I'm grateful that God has never once failed to love me well. He didn't leave me where I was. He knew if I was going to be whom He had created me to be, it would take much time and much pain.

The Father didn't fear for me because He knew He would be with me in all of it. And He was and still is. I have that same confidence for my brother from college.

"For this reason he had to be made 
like his brothers in every way, in order that 
he might become a merciful and faithful 
high priest in service to God." 
Hebrews 2:17

In making me more like Himself, I get to be made like my brothers too. I get to know hurt, loss, pain, and suffering. It's not fun. I didn't sign up for it or, at least, I didn't understand fully that is part of the deal. But I experience it.

And when I embrace the pain and trust my Father to do His work in me then I become merciful and faithful like my own High Priest, Jesus. It's not my understanding of systematic theology that ministers to the hurting, but an empathy that comes from having experienced sorrow myself.

Looking back, can you see where the Father has allowed you to grow in mercy toward others? How is He using that in you today?

Saturday, September 15, 2012

By Grace

         Always Earned. Never Given. The Marines.

I saw this motto emblazoned on the side of an 18-wheeler as I was driving on 75 south. Underneath the words was a picture of the Marine sword. I thought the statement was a good one: succinct, true, and captures the spirit of being a Marine. 

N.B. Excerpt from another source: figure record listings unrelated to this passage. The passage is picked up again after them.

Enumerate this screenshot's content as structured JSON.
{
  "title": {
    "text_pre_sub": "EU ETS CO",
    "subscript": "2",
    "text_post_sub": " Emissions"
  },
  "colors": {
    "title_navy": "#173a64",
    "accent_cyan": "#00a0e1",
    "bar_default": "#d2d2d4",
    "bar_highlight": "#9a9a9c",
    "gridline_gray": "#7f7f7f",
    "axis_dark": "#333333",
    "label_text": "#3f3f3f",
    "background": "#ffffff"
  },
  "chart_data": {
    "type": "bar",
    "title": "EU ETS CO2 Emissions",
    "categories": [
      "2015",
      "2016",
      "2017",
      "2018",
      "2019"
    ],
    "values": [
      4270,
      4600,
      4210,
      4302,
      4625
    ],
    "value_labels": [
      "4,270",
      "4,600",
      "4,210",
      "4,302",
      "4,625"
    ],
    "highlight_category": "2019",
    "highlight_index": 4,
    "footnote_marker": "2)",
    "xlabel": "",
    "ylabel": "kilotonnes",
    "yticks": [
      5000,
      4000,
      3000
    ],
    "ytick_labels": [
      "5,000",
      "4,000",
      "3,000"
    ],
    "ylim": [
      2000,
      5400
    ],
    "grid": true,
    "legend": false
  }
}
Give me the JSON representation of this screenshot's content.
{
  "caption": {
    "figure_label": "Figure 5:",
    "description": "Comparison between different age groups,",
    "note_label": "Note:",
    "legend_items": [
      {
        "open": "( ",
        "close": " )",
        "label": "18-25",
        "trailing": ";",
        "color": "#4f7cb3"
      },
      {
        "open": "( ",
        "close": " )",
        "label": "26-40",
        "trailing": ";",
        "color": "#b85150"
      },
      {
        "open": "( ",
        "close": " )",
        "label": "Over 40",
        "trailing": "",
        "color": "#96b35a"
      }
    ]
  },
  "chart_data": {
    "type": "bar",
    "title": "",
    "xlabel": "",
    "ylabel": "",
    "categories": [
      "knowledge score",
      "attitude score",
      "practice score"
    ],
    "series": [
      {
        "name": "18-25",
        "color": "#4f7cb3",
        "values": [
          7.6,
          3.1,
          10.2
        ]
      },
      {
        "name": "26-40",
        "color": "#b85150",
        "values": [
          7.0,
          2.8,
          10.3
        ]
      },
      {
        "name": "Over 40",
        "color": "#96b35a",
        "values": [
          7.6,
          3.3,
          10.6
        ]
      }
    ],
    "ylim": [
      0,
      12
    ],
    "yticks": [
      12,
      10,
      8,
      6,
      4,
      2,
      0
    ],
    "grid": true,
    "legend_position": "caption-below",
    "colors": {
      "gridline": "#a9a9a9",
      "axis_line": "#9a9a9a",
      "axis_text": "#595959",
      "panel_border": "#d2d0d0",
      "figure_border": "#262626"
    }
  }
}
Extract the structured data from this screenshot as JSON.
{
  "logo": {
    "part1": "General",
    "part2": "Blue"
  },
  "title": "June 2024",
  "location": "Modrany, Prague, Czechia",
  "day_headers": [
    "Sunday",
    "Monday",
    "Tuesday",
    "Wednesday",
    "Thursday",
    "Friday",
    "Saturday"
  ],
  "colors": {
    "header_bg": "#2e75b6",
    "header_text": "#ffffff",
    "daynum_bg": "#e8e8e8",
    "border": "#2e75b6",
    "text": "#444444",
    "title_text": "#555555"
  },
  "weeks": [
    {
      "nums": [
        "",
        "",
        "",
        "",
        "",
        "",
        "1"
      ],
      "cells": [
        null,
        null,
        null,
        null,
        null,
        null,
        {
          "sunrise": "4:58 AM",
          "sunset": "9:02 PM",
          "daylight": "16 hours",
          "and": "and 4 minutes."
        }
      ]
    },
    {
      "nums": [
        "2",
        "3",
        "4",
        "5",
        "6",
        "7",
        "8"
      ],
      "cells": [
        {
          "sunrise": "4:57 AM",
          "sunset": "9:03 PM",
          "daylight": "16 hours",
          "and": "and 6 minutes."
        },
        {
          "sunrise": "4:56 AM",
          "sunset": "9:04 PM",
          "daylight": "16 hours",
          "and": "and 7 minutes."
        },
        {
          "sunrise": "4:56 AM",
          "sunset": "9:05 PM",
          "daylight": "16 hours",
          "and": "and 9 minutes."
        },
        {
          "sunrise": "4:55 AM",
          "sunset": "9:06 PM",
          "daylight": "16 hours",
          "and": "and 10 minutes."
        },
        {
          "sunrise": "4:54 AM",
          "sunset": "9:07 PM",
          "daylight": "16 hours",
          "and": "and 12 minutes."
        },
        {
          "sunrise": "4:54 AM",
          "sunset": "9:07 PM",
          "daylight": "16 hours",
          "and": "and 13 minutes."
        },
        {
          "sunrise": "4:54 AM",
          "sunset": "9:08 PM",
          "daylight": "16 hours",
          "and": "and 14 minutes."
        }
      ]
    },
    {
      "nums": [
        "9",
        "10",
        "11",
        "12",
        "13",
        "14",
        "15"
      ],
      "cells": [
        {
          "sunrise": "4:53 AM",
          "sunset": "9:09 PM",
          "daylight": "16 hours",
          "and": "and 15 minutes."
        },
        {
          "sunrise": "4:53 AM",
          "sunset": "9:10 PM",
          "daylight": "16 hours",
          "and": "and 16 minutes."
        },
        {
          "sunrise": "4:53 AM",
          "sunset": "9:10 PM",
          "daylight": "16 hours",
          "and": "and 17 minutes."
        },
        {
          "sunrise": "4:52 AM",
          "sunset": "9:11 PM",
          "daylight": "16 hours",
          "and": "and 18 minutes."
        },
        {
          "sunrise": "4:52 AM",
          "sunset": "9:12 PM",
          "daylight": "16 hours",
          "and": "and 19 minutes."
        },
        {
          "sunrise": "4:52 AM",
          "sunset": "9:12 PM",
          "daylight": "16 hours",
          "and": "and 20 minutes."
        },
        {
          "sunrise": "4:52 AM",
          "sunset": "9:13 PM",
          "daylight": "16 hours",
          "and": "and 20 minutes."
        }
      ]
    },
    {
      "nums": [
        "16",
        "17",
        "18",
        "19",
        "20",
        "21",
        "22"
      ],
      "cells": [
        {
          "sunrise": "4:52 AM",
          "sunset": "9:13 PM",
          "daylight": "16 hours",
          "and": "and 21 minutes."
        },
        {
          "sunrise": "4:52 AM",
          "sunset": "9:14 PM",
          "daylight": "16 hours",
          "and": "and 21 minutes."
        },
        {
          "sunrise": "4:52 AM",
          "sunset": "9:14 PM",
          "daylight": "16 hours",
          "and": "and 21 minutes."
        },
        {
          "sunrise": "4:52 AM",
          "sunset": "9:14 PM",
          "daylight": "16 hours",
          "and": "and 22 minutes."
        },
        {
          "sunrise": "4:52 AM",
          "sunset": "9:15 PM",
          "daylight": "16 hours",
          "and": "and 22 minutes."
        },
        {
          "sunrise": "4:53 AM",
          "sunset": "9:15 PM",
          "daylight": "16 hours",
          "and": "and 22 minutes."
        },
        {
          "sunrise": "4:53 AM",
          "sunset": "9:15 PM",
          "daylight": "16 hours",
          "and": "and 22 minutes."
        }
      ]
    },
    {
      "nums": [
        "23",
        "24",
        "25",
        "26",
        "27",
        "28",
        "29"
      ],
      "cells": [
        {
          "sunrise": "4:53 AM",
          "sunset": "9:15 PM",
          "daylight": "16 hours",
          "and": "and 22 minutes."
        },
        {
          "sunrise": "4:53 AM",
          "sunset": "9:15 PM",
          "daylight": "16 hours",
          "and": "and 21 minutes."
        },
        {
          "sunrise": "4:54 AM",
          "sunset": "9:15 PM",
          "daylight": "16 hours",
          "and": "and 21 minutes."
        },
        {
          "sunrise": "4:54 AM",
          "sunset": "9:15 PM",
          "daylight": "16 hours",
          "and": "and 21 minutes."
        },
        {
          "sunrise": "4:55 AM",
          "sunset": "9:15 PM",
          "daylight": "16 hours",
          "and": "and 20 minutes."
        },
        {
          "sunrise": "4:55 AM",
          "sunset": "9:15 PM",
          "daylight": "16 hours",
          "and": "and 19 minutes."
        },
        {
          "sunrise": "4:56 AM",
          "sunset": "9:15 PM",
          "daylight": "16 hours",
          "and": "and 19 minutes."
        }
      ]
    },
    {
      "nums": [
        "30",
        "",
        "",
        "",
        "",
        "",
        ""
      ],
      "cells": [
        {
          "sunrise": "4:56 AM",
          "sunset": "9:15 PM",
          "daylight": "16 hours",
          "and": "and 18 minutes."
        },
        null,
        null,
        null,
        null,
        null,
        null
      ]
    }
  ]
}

I am grateful for the sacrifices Marines and other armed forces make so that I can live and breathe in a country that is free. That sacrifice extends to the ultimate sacrifice of life. So when I see a member of the armed forces I want to remember to say, "Thank you. I appreciate your service and sacrifice.

Because of the Marines, I get freedom to do as I will. But I don't earn the title of Marine without doing the work.

I like to play with words. So when I read that motto, I immediately thought of the opposite proposal that God made to me:

Always given. Never Earned. 
Daughter of the King.

I got into the kingdom family by not being able to earn the title, by not being enough, by realizing I couldn't keep the law perfectly or even nearly perfectly. I recognized my need for a Savior and I cried out to the only true One. Even now, though I sin less, I am not sinless. Rather, it is the righteous robe of Christ that covers me and gives me the status of princess in the kingdom. 

I guess you could say I was born into royalty by the grace of God.